UPDATE Oct. 4:

Elizabeth Jarvis-Shean, Tesla's director of global communications, wrote in an email to the media on Friday afternoon:
"Today, Tesla posted this blog about the Model S fire near Seattle, WA this week to our site: http://www.teslamotors.com/blog/model-s-fire."

Excerpt of statement from CEO Elon Musk:

"When the fire department arrived, they observed standard procedure, which was to gain access to the source of the fire by puncturing holes in the top of the battery's protective metal plate and applying water. For the Model S lithium-ion battery, it was correct to apply water (vs. dry chemical extinguisher), but not to puncture the metal firewall, as the newly created holes allowed the flames to then vent upwards into the front trunk section of the Model S. Nonetheless, a combination of water followed by dry chemical extinguisher quickly brought the fire to an end."

Meanwhile, the company's stock down 6.2 percent from Wednesday, the first full trading day after the Model S fire incident in Kent, Washington, to $183.46 in Friday after-hours trading.

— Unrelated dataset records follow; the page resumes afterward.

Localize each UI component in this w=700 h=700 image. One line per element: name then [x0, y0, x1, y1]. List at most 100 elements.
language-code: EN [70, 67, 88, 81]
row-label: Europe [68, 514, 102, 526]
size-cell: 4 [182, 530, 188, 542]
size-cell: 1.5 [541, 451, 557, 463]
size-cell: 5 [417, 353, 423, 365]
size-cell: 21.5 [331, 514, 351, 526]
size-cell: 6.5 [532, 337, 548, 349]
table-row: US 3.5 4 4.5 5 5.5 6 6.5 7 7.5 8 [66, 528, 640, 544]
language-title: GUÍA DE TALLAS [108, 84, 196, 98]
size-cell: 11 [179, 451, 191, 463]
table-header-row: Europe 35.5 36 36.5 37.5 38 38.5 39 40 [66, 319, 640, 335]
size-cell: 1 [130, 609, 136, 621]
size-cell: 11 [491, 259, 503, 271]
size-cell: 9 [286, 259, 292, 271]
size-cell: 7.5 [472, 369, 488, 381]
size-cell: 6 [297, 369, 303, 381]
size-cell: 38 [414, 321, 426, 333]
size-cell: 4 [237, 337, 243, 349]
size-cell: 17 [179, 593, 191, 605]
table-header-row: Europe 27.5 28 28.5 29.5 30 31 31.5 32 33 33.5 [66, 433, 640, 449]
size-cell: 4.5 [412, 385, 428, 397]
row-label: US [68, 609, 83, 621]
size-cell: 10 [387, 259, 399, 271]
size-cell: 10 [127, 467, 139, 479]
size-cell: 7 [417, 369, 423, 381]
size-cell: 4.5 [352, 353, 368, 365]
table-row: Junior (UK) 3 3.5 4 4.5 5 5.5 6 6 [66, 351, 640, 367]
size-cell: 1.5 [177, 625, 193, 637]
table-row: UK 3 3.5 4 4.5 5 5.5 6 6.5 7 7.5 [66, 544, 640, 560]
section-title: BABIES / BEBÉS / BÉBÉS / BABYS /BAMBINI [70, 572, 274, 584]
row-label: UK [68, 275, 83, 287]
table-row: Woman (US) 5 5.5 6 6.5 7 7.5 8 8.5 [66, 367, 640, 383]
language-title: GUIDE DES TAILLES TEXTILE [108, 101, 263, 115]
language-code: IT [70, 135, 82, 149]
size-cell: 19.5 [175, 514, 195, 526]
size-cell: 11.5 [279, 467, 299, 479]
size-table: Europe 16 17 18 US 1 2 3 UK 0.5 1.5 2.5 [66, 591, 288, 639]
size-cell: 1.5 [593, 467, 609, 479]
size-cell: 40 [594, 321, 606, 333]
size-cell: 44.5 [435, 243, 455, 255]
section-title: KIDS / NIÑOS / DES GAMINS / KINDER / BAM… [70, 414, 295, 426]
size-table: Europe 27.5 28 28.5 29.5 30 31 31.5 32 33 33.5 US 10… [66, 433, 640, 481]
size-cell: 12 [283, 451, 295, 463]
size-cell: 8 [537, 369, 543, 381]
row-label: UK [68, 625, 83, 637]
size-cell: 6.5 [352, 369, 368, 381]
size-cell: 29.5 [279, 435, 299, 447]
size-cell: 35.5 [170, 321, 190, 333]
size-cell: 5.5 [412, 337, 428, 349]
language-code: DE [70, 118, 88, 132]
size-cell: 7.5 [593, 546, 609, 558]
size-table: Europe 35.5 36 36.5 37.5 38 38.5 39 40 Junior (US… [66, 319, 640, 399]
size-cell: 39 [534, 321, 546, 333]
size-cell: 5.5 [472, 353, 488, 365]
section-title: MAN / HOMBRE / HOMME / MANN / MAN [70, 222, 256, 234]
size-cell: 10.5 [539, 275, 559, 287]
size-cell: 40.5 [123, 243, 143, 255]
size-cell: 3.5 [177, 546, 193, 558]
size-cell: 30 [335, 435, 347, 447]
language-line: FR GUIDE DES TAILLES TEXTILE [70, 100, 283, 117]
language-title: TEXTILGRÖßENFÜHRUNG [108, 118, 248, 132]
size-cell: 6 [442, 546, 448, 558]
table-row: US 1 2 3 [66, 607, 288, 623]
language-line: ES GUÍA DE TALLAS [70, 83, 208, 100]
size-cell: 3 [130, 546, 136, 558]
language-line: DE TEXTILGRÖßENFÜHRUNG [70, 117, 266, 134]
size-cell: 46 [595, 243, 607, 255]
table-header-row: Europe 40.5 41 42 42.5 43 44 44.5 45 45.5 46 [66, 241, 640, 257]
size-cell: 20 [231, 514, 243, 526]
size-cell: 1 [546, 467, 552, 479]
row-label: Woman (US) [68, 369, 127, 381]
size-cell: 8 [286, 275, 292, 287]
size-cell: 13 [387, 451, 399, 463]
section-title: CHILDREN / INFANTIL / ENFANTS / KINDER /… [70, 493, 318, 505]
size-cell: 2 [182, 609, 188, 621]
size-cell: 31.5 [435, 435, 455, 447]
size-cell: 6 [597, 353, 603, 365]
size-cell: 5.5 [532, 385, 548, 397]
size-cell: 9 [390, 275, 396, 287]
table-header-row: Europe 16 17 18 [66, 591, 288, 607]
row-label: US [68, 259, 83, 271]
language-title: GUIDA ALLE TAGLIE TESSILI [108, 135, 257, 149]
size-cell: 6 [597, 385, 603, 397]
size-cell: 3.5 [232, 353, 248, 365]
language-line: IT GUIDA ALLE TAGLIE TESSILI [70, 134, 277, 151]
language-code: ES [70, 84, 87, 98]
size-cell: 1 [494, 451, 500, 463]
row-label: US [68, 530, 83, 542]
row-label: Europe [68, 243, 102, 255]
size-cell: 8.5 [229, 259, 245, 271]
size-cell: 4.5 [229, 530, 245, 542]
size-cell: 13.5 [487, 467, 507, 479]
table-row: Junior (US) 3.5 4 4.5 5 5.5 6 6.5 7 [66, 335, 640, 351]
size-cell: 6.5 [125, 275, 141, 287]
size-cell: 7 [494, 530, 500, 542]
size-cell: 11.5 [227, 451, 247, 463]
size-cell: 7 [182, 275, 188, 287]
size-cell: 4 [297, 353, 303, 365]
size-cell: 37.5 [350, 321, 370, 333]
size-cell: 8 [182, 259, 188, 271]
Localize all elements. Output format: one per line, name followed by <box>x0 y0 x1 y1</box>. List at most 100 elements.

Original story begins here:

Tesla Motors Inc. (NASDAQ:TSLA) has lost about $2.5 billion in value since markets closed on Tuesday, the same day a black Model S electric sedan struck a metallic object on a highway south of Seattle and erupted into flames that responders said got worse when, according to an incident report obtained by International Business Times, they sprayed water on the vehicle to extinguish them.

On Thursday afternoon, the stock was trading around $173 a share after closing on Tuesday at $193. Co-founder and CEO Elon Musk, who owns about 23 percent of the company, is a little less of a billionaire on Friday since the value of his stake has shrunk by about $594 million.

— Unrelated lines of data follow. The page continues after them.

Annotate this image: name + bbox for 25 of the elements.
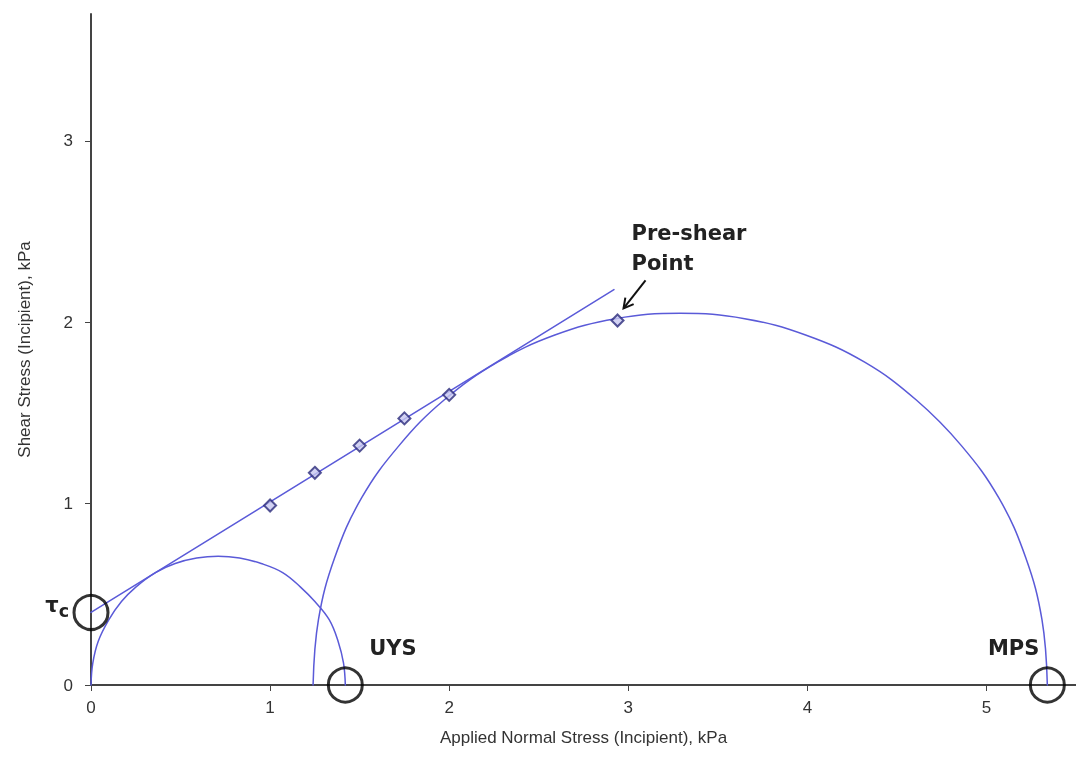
x-tick-label: 4 [802, 698, 813, 717]
y-axis-title: Shear Stress (Incipient), kPa [15, 240, 34, 458]
y-tick-label: 0 [63, 675, 73, 695]
point [72, 593, 110, 631]
point [610, 313, 625, 328]
y-tick-label: 2 [63, 312, 73, 332]
x-tick-label: 3 [623, 698, 634, 717]
x-tick-label: 5 [981, 698, 992, 717]
point [442, 387, 457, 402]
annotation: UYS [369, 635, 417, 662]
x-tick-label: 0 [86, 698, 96, 717]
y-tick-label: 1 [63, 494, 73, 514]
point [1028, 666, 1066, 704]
annotation: MPS [987, 635, 1040, 662]
point [307, 465, 322, 480]
x-axis-title: Applied Normal Stress (Incipient), kPa [439, 728, 728, 747]
point [352, 438, 367, 453]
point [397, 411, 412, 426]
point [263, 498, 278, 513]
x-tick-label: 1 [265, 698, 275, 717]
y-tick-label: 3 [63, 131, 73, 151]
x-tick-label: 2 [444, 698, 454, 717]
annotation: Pre-shear Point [631, 220, 747, 278]
point [326, 666, 364, 704]
annotation: τ$_{c}$ [45, 592, 69, 624]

Meanwhile, Deutsche Bank Securities Inc. issued a research note that appears to have been written before news of exactly what the firefighters of the Regional Fire Authority of Kent, Wash., 20 miles south of downtown Seattle, confronted. “The fire dep’t was called, arrived at the scene and extinguished the fire without further incident,” wrote Deutsche Bank analyst Dan Galves in a note that rates TSLA a buy.

As Deutche Bank pointed out, the Model S has driven 83 million miles and has had only a dozen significant accidents; this is the first fire in a Tesla vehicle. But how the fire team extinguished the fire on Tuesday should not be considered “without further incident.”

“The fire appeared to be extinguished, then reignited underneath the vehicle,” said the incident report. After they sprayed the car with water, the situation got worse. “The application of water seemed to intensify the fire activity.”

Responders then applied dry chemical flame retardant, which “put down the majority of the fire.” But in order to fully extinguish the flames, responders had to use a circular saw to “cut an access hole into [the] front structural member to water the battery pack.”

The incident underscores an important question about electric vehicles in general – and especially electric luxury vehicles that are more likely than smaller, dinkier EVs to be speeding down highways: How should firefighters respond to EV fires? What happens if there isn’t a driver alive to inform them that the car is electric? Do firefighters need to be aware of EV models so they know automatically to apply dry chemical flame retardant? Will they need to cut EVs open to fully extinguish the flames?

There are all significant questions. Hopefully the National Highway Transportation Safety Administration, currently shut down due to congressional incompetence, will open up again soon to look into the matter.